Pemkot Pontianak Perketat Pencegahan Karhutla, Satu Lahan Dibakar Disegel dan Diproses

Oleh : Redaksi KalbarOnline
Tuesday, 28 July 2026
Pemkot Pontianak Perketat Pencegahan Karhutla, Satu Lahan Dibakar Disegel dan Diproses
Wali Kota Pontianak Edi Rusdi Kamtono saat diwawancarai wartawan usai memimpin rapat koordinasi bersama jajaran Forkopimda Kota Pontianak (Foto: Prokopim For KALBARONLINE.com)
WhatsApp Icon
Ukuran Font
Kecil Besar

KALBARONLINE.com – Pemerintah Kota Pontianak memperketat upaya pencegahan kebakaran hutan dan lahan (karhutla) dengan meningkatkan patroli terpadu serta menindak tegas pelaku pembakaran lahan.

Langkah tersebut dilakukan menyusul meningkatnya potensi karhutla di tengah musim kemarau yang berlangsung.

Wali Kota Pontianak Edi Rusdi Kamtono mengatakan, patroli rutin terus dilakukan bersama TNI, Polri, BPBD, Manggala Agni, serta instansi terkait untuk mendeteksi dan menangani titik api sejak dini.

"Kita sudah melakukan operasi patroli pencegahan. Kita bentuk tim dan melakukan penegakan hukum apabila terjadi kesengajaan membakar lahan yang menyebabkan bencana asap," ujar Edi usai memimpin Rapat Koordinasi Penanganan Karhutla bersama Forkopimda, Selasa (28/7/2026).

Edi mengungkapkan, satu lokasi kebakaran lahan di kawasan Jalan Perdana Ujung telah ditindaklanjuti. Lahan tersebut disegel dan pemiliknya sedang diproses sesuai ketentuan yang berlaku.

"Sudah satu titik di Jalan Perdana Ujung. Lahannya akan kita segel sampai pemiliknya kita proses, termasuk dikenakan denda," tegasnya.

Kepala BPBD Kota Pontianak RM Nasir menjelaskan, karhutla pada 2026 terjadi dalam dua periode, yakni Januari hingga Maret dan kembali muncul pada Juli.

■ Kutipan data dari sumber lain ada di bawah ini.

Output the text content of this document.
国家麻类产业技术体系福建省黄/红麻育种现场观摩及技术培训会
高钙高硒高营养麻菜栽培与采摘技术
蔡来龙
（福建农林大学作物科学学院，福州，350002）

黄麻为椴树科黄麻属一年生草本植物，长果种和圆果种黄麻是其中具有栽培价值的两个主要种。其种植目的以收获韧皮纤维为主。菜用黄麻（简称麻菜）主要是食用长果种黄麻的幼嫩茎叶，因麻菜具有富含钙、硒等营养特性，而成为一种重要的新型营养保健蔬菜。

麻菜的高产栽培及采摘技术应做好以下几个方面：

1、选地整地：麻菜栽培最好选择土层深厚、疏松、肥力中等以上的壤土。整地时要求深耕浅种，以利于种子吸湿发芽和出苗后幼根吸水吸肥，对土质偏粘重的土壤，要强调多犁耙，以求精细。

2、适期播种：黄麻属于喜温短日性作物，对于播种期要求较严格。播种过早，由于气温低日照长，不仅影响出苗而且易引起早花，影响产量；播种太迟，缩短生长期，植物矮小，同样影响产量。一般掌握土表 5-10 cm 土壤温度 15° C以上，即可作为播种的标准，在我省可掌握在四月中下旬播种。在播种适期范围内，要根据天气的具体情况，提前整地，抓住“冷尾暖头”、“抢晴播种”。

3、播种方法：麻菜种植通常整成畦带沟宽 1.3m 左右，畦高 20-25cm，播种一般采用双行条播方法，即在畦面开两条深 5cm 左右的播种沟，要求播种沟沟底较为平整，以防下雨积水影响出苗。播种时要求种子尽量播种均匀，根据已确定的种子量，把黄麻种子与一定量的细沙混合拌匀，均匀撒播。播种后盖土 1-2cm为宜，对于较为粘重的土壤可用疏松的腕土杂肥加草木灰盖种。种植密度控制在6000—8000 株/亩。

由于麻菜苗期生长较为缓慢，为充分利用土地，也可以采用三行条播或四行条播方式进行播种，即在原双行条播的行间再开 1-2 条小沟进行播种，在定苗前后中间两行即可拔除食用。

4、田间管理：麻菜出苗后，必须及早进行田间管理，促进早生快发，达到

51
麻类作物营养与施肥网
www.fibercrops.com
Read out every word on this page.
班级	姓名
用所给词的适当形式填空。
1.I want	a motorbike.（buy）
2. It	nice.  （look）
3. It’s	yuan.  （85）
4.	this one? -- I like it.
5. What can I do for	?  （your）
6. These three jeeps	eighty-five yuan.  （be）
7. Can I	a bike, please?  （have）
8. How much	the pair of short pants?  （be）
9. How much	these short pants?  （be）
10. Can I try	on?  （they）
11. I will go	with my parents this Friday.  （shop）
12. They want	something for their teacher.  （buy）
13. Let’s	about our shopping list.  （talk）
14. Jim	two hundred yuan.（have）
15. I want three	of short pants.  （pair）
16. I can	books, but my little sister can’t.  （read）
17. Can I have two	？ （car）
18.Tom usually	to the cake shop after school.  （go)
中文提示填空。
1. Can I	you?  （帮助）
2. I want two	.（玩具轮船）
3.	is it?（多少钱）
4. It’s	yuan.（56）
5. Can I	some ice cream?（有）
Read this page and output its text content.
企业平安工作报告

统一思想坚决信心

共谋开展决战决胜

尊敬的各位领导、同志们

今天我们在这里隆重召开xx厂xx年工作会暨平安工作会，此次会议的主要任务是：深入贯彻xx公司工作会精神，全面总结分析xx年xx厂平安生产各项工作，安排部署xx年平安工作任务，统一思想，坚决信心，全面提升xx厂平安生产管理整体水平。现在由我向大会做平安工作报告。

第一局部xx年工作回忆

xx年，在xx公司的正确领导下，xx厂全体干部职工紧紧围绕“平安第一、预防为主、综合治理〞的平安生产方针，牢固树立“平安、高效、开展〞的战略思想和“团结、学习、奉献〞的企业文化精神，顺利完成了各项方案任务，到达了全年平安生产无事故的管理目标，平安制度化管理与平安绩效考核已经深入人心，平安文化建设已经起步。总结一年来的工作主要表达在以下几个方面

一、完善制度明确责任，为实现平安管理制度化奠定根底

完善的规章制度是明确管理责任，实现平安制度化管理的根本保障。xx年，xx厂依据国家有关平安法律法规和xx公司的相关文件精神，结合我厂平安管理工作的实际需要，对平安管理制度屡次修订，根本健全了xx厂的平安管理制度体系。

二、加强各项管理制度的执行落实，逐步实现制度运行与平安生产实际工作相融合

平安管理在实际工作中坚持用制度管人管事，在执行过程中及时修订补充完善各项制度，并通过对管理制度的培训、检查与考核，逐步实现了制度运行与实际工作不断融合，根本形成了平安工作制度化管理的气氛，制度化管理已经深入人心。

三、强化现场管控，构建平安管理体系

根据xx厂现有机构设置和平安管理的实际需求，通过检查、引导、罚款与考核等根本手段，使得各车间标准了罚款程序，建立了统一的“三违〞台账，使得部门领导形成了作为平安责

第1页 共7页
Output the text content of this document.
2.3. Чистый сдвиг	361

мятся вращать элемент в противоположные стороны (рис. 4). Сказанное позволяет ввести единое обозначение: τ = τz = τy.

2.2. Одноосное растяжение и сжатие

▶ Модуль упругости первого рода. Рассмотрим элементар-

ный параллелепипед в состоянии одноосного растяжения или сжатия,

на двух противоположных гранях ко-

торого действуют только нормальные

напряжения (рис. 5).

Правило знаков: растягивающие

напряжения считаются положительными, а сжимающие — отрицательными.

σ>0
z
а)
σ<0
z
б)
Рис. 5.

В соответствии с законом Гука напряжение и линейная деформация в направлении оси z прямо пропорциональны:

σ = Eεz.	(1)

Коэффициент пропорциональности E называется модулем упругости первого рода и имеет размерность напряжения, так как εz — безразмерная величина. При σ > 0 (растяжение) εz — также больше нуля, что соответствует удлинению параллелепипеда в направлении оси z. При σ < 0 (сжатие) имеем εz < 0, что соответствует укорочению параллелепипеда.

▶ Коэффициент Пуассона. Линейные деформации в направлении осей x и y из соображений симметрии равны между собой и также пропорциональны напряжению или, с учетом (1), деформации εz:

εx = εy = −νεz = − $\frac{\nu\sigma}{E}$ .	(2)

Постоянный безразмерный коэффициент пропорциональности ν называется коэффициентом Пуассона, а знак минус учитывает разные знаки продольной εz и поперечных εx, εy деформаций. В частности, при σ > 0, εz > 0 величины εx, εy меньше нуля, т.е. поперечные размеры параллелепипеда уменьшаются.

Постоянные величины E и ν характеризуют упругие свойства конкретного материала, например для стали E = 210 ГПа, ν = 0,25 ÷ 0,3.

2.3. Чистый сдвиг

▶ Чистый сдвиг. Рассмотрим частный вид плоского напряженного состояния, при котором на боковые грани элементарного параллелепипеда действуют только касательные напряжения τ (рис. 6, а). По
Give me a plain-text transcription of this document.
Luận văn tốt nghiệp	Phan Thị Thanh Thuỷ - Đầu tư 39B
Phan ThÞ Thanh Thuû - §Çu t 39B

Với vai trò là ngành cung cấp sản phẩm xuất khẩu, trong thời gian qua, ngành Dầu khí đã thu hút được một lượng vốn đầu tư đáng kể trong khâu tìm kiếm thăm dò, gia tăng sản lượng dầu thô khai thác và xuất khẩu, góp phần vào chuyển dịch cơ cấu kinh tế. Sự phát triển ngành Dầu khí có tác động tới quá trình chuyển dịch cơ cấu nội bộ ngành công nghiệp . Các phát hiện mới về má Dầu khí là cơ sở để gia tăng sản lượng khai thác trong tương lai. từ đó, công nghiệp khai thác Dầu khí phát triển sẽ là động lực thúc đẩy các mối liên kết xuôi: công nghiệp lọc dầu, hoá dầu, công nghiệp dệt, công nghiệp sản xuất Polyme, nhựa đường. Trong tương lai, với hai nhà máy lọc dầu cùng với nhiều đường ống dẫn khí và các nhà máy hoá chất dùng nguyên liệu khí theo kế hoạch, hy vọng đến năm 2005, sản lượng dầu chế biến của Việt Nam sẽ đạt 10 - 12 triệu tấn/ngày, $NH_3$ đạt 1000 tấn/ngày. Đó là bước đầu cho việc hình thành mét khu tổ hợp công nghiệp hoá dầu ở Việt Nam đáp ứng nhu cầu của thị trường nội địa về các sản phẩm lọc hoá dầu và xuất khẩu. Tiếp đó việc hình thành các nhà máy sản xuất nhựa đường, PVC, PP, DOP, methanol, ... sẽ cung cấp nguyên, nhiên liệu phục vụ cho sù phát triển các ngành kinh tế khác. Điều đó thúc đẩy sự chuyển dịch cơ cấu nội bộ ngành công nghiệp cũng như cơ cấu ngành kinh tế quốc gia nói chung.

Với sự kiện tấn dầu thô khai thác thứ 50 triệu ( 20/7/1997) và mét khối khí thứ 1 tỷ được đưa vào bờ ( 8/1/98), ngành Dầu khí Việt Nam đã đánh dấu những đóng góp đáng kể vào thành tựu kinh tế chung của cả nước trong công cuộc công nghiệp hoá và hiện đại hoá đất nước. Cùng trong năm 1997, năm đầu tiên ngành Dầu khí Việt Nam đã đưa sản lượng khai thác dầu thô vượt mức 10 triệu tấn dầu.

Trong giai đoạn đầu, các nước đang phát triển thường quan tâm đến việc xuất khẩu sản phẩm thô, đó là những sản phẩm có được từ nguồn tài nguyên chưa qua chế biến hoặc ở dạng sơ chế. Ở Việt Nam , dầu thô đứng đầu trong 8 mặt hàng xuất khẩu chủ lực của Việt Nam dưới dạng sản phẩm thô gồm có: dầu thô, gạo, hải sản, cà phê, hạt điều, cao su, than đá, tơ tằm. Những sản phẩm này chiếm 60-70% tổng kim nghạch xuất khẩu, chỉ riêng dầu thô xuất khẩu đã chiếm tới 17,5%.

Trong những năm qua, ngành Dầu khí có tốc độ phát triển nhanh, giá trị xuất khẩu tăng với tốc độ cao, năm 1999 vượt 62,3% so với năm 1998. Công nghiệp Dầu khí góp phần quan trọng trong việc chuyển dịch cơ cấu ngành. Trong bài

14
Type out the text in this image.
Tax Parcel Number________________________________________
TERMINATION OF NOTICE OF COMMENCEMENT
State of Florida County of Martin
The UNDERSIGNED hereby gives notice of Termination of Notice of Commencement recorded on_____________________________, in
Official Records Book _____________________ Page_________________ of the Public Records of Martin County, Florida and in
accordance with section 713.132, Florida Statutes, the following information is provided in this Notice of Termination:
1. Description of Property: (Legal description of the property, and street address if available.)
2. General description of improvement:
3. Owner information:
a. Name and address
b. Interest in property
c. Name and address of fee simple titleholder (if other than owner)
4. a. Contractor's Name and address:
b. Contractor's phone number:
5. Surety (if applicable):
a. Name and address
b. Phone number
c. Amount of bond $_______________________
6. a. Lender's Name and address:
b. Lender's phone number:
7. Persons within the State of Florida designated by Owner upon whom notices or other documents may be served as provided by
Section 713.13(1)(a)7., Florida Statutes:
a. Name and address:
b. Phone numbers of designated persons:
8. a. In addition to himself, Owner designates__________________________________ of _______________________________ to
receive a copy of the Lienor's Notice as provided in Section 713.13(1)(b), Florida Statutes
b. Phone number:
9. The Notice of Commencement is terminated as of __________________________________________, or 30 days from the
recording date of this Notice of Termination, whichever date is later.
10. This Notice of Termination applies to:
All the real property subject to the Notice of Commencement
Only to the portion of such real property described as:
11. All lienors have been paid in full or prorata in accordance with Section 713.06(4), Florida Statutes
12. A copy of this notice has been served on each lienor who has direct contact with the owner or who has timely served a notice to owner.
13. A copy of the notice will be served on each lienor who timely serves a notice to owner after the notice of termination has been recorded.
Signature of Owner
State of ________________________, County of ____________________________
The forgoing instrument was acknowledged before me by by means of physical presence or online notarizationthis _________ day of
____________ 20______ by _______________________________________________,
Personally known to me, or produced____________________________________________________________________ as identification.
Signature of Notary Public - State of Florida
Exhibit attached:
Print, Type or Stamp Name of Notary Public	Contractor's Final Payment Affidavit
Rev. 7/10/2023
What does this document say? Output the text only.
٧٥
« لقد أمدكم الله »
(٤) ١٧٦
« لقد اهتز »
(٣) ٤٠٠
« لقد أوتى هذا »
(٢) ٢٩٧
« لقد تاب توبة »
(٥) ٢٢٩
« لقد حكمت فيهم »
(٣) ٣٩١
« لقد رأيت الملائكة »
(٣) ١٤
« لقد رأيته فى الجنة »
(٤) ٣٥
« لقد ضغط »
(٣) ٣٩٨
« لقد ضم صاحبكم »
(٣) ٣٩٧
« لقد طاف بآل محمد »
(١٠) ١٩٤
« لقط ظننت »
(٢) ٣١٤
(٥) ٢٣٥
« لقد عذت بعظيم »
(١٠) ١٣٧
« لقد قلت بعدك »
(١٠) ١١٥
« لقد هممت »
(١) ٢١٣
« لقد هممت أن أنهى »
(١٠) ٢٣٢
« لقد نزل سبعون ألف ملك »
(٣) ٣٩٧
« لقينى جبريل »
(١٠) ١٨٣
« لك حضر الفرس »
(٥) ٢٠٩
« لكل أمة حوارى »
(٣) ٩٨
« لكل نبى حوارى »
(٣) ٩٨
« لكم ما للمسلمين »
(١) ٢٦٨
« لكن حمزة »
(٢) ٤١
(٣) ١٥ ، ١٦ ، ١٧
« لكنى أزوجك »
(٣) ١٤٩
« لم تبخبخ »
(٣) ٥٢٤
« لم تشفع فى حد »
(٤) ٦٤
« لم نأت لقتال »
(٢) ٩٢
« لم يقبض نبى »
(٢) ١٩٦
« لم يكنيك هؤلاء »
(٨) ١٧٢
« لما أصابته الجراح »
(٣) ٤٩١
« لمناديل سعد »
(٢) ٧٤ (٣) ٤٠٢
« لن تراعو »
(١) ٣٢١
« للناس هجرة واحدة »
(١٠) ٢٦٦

Menurutnya, kondisi tersebut berbeda dibandingkan tahun-tahun sebelumnya yang umumnya hanya mengalami satu periode karhutla pada Agustus hingga September.

Nasir menyebut, hasil evaluasi penanganan karhutla pada awal tahun menjadi dasar perubahan strategi pemerintah dalam menghadapi potensi kebakaran lahan.

Saat ini, Pemkot Pontianak lebih mengedepankan langkah pencegahan, patroli intensif, edukasi masyarakat, serta penegakan hukum terhadap pelaku pembakaran lahan.

"Hasil evaluasi Januari sampai Maret menjadi dasar kami. Sekarang kami mengutamakan pencegahan dan pengenaan sanksi apabila ada yang membakar lahan," katanya.

Ia mengatakan upaya tersebut mulai menunjukkan hasil, terutama di Kecamatan Pontianak Utara yang sebelumnya menjadi salah satu wilayah dengan kebakaran cukup masif.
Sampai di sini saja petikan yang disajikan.